Cotar galt als Unterstützerin Meuthens. 2021 wollte sie mit Joachim Wundrak das Spitzenduo der AfD für die Bundestagswahl bilden. Damals setzten sich jedoch die derzeit amtierenden Bundesvorsitzenden Alice Weidel und Tino Chrupalla durch. Beim AfD-Bundesparteitag im Sommer dieses Jahres kandidierte die 49-Jährige dann nicht mehr für einen Platz im Bundesvorstand. Ihm hatte sie zuvor seit 2020 angehört.
Hessen-AfD fordert Mandatsrückgabe
Der AfD-Co-Landesvorsitzende Robert Lambrou hatte sich vor der Bundestagswahl öffentlich für Cotar eingesetzt und angekündigt, sie und Wundrak für die Spitzenkandidatur zu wählen. Von Cotars Austritt zeigte er sich am Montag auf Anfrage überrascht. Er habe allerdings wahrgenommen, dass sie sich in den vergangenen Monaten "aufgrund von verlorenen Machtkämpfen auf Bundesebene von der Partei menschlich entfremdet hat".

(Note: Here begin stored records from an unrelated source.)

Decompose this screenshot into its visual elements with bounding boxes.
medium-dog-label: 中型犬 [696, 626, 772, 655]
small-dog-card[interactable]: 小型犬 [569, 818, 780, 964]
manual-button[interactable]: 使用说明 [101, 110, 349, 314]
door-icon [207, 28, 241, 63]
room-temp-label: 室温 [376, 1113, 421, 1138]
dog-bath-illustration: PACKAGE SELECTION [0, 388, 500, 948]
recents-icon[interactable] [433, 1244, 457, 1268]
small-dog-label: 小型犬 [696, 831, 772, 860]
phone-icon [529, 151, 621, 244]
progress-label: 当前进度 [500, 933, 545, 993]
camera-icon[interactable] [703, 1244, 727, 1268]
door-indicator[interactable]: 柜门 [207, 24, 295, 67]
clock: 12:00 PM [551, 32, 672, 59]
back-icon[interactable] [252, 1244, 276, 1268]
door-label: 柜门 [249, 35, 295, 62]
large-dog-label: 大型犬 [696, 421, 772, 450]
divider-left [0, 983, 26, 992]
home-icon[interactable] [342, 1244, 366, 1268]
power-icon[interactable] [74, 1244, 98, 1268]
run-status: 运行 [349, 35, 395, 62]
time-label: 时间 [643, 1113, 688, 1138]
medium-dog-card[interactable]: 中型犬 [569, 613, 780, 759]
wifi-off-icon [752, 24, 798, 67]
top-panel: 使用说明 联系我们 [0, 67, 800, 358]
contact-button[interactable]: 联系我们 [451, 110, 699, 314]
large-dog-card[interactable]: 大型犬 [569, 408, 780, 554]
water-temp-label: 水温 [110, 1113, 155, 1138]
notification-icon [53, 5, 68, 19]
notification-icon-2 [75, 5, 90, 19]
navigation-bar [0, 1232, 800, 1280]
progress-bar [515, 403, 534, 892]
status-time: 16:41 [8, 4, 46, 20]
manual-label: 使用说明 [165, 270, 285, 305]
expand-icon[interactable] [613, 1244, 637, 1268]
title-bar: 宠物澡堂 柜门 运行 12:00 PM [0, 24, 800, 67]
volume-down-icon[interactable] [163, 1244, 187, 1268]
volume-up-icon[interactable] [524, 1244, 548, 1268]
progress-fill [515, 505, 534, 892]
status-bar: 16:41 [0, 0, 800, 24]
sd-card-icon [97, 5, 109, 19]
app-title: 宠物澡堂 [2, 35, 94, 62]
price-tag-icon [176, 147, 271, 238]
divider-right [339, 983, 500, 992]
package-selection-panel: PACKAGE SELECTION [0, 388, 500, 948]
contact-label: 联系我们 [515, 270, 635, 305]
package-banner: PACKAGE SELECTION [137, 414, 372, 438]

Lambrou forderte Cotar auf, ihr Bundestagsmandat zurückzugeben, wenn sie die Partei verlässt. Da sie in ihrer Erklärung behaupte, stets ihre Integrität bewahrt zu haben und finanziell unabhängig zu sein, wäre das nach Meinung des AfD-Landeschefs "nur konsequent".
Die Abgeordnete aus Langgöns ist nicht die erste, die der AfD und der Bundestagsfraktion den Rücken kehrt und ihr Mandat behält. Mit ihr hat die Fraktion bereits fünf Abgeordnete durch Austritte verloren. Zuletzt ging im September Robert Fahle aus Sachsen-Anhalt. Während Cotar die Russlandfreundlichkeit in der Partei nach dem Angriffskrieg zu groß ist, soll er unter anderem beklagt haben, die Haltung gegenüber Russland sei zu kritisch.